My favourite coffee is Viennese - I like the sweetness added by the figs.
As this is a home page I should really be telling you how many degrees and children I have (none of either) and that I'm happily married (I'm not) and what a marvellous career I have (I don't - well, I do have a job growing germs, which is smelly but interesting). In fact, I should be painting such a glowing picture of my life that reading it leaves you feeling distinctly depressed and wondering where you went wrong in your own. Cheer up - I'm not going to do any of that! This is a place for convivial chatter, for random ramblings and irrelevant thoughts, so sip your coffee, warm your feet by the stove and be entertained.


Why do I like Pre-Raphaelite painting?
The two paintings used on this site are by Burne-Jones and Waterhouse who were never part of the Pre-Raphaelite Brotherhood, but were influenced by it and carried its ideals into the twentieth century. I love the attention to detail and the romantic and often tragic subjects of the paintings. Burne- Jones' "The Beguiling of Merlin" is another magical work, in which Merlin is lulled to sleep by the enchantress Nimue, in a hawthorn bush in the forest of Broceliande; another of his paintings is "The Baleful Head", in which Perseus shows Andromeda the head of the Medusa reflected in a well.
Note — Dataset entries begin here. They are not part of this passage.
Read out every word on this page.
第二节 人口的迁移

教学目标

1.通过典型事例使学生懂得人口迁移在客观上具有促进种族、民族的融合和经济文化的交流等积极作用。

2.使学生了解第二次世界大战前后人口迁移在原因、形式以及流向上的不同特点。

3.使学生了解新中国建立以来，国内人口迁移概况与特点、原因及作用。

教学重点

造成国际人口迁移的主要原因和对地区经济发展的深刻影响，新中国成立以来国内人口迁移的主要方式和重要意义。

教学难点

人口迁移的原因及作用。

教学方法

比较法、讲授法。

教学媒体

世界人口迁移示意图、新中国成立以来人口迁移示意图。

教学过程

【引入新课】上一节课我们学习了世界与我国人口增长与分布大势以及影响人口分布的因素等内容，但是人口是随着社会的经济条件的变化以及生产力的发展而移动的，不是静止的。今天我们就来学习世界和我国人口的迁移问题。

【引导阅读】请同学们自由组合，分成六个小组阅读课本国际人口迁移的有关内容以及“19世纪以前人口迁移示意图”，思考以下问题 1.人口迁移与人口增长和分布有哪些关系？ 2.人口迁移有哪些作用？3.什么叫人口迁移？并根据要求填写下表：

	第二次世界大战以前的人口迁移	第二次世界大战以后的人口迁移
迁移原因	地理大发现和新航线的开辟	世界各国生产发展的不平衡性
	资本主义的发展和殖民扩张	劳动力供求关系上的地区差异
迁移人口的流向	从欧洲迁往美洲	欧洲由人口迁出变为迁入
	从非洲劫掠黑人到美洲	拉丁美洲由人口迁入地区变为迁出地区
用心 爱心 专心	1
Waterhouse's "The Lady of Shalott" is a very familiar Pre- Raphaelite image, but I prefer his "La Belle Dame Sans Merci" with a knight being tempted to his doom in a sinister, dark forest.
Less well-known are the works of Evelyn de Morgan, wife of the celebrated ceramic artist, William. "The Storm Spirits", "Hope in the Prison of Despair" and "Flora" are three of my favourites. Pre-Raphaelite painters are not renowned for landscapes, but "A Study in March (In Early Spring)" by John William Inchbold is a particularly fine example - it's so detailed that at first glance you'd think it was a photograph.
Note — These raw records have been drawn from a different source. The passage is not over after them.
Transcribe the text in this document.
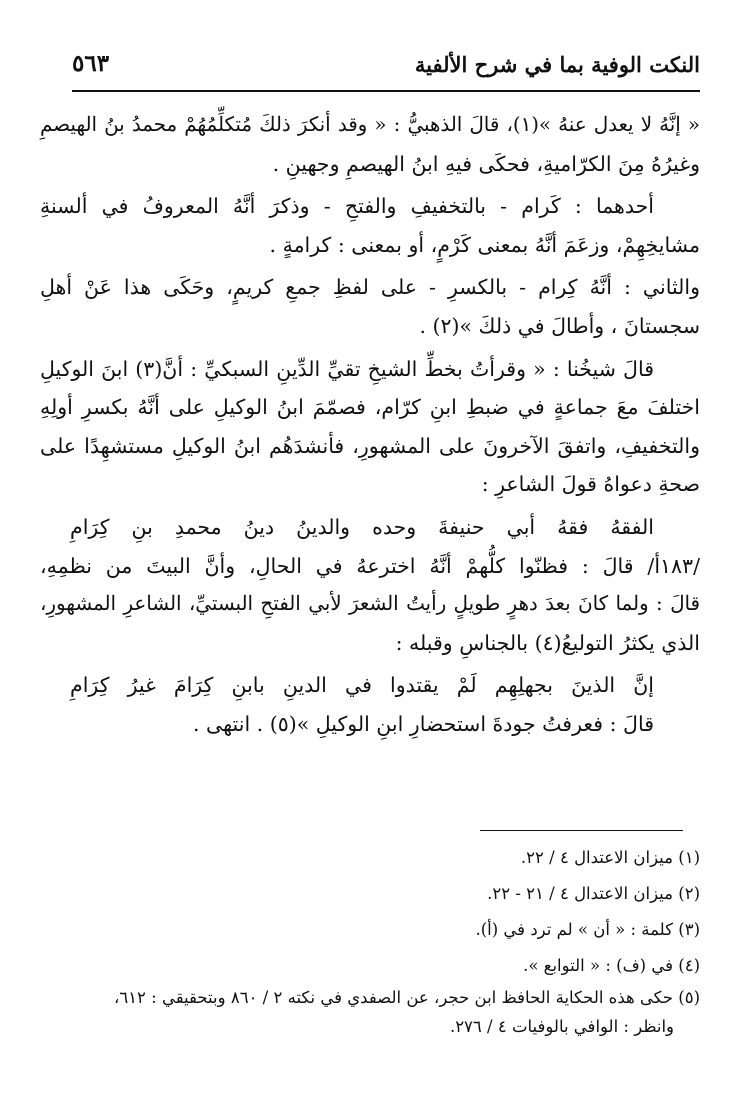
النكت الوفية بما في شرح الألفية
٥٦٣
« إنَّهُ لا يعدل عنهُ »(١)، قالَ الذهبيُّ : « وقد أنكرَ ذلكَ مُتكلِّمُهُمْ محمدُ بنُ الهيصمِ
وغيرُهُ مِنَ الكرّاميةِ، فحكَى فيهِ ابنُ الهيصمِ وجهينِ .
أحدهما : كَرام - بالتخفيفِ والفتحِ - وذكرَ أنَّهُ المعروفُ في ألسنةِ
مشايخِهِمْ، وزعَمَ أنَّهُ بمعنى كَرْمٍ، أو بمعنى : كرامةٍ .
والثاني : أنَّهُ كِرام - بالكسرِ - على لفظِ جمعِ كريمٍ، وحَكَى هذا عَنْ أهلِ
سجستانَ ، وأطالَ في ذلكَ »(٢) .
قالَ شيخُنا : « وقرأتُ بخطِّ الشيخِ تقيِّ الدِّينِ السبكيِّ : أنَّ(٣) ابنَ الوكيلِ
اختلفَ معَ جماعةٍ في ضبطِ ابنِ كرّام، فصمّمَ ابنُ الوكيلِ على أنَّهُ بكسرِ أولِهِ
والتخفيفِ، واتفقَ الآخرونَ على المشهورِ، فأنشدَهُم ابنُ الوكيلِ مستشهِدًا على
صحةِ دعواهُ قولَ الشاعرِ :
الفقهُ فقهُ أبي حنيفةَ وحده والدينُ دينُ محمدِ بنِ كِرَامِ
/١٨٣أ/ قالَ : فظنّوا كلُّهمْ أنَّهُ اخترعهُ في الحالِ، وأنَّ البيتَ من نظمِهِ،
قالَ : ولما كانَ بعدَ دهرٍ طويلٍ رأيتُ الشعرَ لأبي الفتحِ البستيِّ، الشاعرِ المشهورِ،
الذي يكثرُ التوليعُ(٤) بالجناسِ وقبله :
إنَّ الذينَ بجهلِهِم لَمْ يقتدوا في الدينِ بابنِ كِرَامَ غيرُ كِرَامِ
قالَ : فعرفتُ جودةَ استحضارِ ابنِ الوكيلِ »(٥) . انتهى .
(١) ميزان الاعتدال ٤ / ٢٢.
(٢) ميزان الاعتدال ٤ / ٢١ - ٢٢.
(٣) كلمة : « أن » لم ترد في (أ).
(٤) في (ف) : « التوابع ».
(٥) حكى هذه الحكاية الحافظ ابن حجر، عن الصفدي في نكته ٢ / ٨٦٠ وبتحقيقي : ٦١٢،
وانظر : الوافي بالوفيات ٤ / ٢٧٦.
The best book I've found on this subject is "The Pre- Raphaelites" by Christopher Wood, originally published by Weidenfeld and Nicholson. I have a Book Club edition printed in 1983.


Other artists who inspire me.
I've always been enchanted by the work of Alphonse Mucha, particularly the decorative panels - my favourite has to be La Lune. He used a small number of models and I find it fascinating to see each familiar face turning up in other pictures. In the 70's Mucha was very popular - I bought my house mostly because of the Mucha wallpaper in the living room, and I have to say that it's lasted well. I have a collection of Mucha mirrors also produced at this time - I have four examples of "Spring" (it's not an addiction - I can give it up at any time - no, honestly, I can!) Most of the mirrors are hung in the bathroom and I've had to quake-wax them to the wall, as Ozzy likes to use them as door-knockers to wake me in the mornings!
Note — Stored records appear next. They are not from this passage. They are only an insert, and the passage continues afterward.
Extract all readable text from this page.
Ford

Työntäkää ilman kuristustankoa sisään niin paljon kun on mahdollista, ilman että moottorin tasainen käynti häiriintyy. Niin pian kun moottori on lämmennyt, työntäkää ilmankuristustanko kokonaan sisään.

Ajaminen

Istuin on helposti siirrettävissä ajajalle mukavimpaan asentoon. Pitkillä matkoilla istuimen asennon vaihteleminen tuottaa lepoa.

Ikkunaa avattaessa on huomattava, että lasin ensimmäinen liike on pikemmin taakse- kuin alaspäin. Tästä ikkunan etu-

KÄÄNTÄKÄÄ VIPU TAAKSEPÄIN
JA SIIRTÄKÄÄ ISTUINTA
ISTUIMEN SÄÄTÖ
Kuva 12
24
I also love the cat paintings of Lesley-Anne Ivory and collect her series of plates. Thank goodness we don't often have earthquakes in England, or they'd all tumble down from the walls! (We did have an earthquake a few years ago, strong enough to wake me and worry the cats. The house shook and the heating system rang like a bell - not an experience I'd care to repeat.)


Counted Cross-stitch - Another Passion.
I resisted learning to cross-stitch for some time, due to bad experiences with needlework at school, but my friend Bev finally convinced me to have a go. If there's a craft better suited to my obssessive, nit-picking personality, I've yet to find it - I'm a born cross-stitcher! I took it up in 1989 (you can see one of my first efforts in one of the photos of Gus, on the Memorable Cats page) and I've done projects large and small ever since - from trinket-box lids to big, complex pictures. My favourite designers are Marilyn Leavitt Imblum (Lavender & Lace and Told in a Garden), her daughter Nora Corbett (Mirabilia), Teresa Wentzler and Linda Gillum (who designs for the Donna Kooler Studio and also the American School of Needlework) I prefer fantastic subjects, cats (why aren't you surprised at that?) and samplers/designs where I can sneak in verses from the poetry of W. B. Yeats. I don't like anything from Stoney Creek (sorry, guys, you're just too twee!), veer away from angels of any variety and have an utterly irrational loathing for band samplers, which seem to be the current darlings of the cross-stitch world. I've dabbled in design - I did a Cthulhu sampler to mark the centenary of H.P. Lovecraft's birth in 1990 and a Cerebus the Aardvark picture in 1993 - I had to work that one twice, so I could send one to Dave Sim, Cerebus' creator.